A patient presents to the ED complaining of increasing shortness of breath. The nurse assessing the patient notes a history of left-sided HF. The patient is agitated and occasionally coughing up pink-tinged, foamy sputum. The nurse should recognize the signs and symptoms of what health problem?
- A. Right-sided heart failure
- B. Acute pulmonary edema
- C. Pneumonia
- D. Cardiogenic shock
Correct Answer: B
Rationale: Because of decreased contractility and increased fluid volume and pressure in patients with HF, fluid may be driven from the pulmonary capillary beds into the alveoli, causing pulmonary edema and signs and symptoms described. In right-sided heart failure, the patient exhibits hepatomegaly, jugular vein distention, and peripheral edema. In pneumonia, the patient would have a temperature spike, and sputum that varies in color. Cardiogenic shock would show signs of hypotension and tachycardia.

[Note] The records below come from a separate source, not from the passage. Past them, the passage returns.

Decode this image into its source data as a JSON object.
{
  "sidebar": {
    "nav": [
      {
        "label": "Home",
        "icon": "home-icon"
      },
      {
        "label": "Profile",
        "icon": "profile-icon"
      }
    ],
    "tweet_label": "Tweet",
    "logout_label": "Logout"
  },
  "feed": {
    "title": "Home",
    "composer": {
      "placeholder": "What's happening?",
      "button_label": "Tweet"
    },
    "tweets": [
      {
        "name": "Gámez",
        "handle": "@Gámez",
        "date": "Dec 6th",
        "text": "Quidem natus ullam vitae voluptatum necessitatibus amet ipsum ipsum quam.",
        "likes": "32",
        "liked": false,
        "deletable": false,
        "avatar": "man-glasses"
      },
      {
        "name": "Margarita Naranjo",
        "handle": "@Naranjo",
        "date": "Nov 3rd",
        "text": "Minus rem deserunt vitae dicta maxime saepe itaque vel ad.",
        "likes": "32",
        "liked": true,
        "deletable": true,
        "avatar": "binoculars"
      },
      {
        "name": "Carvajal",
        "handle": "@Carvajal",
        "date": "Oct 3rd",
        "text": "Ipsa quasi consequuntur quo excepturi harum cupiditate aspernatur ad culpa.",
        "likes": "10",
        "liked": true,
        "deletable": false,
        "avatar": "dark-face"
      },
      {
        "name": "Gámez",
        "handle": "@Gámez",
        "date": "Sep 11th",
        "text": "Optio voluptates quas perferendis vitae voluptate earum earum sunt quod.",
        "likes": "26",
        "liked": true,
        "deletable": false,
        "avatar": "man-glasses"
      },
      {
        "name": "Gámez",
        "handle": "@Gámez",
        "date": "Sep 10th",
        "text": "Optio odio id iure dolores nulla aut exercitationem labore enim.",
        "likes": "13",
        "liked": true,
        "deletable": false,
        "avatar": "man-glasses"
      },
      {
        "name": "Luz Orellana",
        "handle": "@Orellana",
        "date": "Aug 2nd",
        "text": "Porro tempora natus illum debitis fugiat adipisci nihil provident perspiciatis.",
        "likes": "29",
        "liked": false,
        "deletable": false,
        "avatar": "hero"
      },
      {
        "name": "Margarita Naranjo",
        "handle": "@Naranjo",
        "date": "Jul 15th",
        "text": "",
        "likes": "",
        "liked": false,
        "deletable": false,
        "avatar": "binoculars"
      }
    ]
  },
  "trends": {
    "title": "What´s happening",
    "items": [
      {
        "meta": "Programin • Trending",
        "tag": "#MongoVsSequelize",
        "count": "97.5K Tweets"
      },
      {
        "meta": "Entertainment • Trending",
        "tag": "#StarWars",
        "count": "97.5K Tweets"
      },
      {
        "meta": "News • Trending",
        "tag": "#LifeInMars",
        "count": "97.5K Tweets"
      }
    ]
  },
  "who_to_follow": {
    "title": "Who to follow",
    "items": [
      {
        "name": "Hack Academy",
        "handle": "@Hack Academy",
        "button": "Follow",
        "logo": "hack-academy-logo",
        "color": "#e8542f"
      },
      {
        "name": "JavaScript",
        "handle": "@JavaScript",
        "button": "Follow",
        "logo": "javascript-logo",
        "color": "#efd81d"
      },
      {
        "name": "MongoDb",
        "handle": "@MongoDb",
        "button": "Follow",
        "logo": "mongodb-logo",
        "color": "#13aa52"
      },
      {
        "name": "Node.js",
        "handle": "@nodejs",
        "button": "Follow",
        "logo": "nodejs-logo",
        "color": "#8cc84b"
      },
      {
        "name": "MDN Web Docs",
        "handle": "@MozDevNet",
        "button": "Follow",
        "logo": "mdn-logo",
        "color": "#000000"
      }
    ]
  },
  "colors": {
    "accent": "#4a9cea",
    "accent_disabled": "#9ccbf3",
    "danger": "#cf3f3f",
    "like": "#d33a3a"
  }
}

The nurse is performing a physical assessment on a patient suspected of having HF. The presence of what sound would signal the possibility of impending HF?
- A. An S3 heart sound
- B. Pleural friction rub
- C. Faint breath sounds
- D. A heart murmur
Correct Answer: A
Rationale: The heart is auscultated for an S3 heart sound, a sign that the heart is beginning to fail and that increased blood volume fills the ventricle with each beat. HF does not normally cause a pleural friction rub or murmurs. Changes in breath sounds occur, such as the emergence of crackles or wheezes, but faint breath sounds are less characteristic of HF.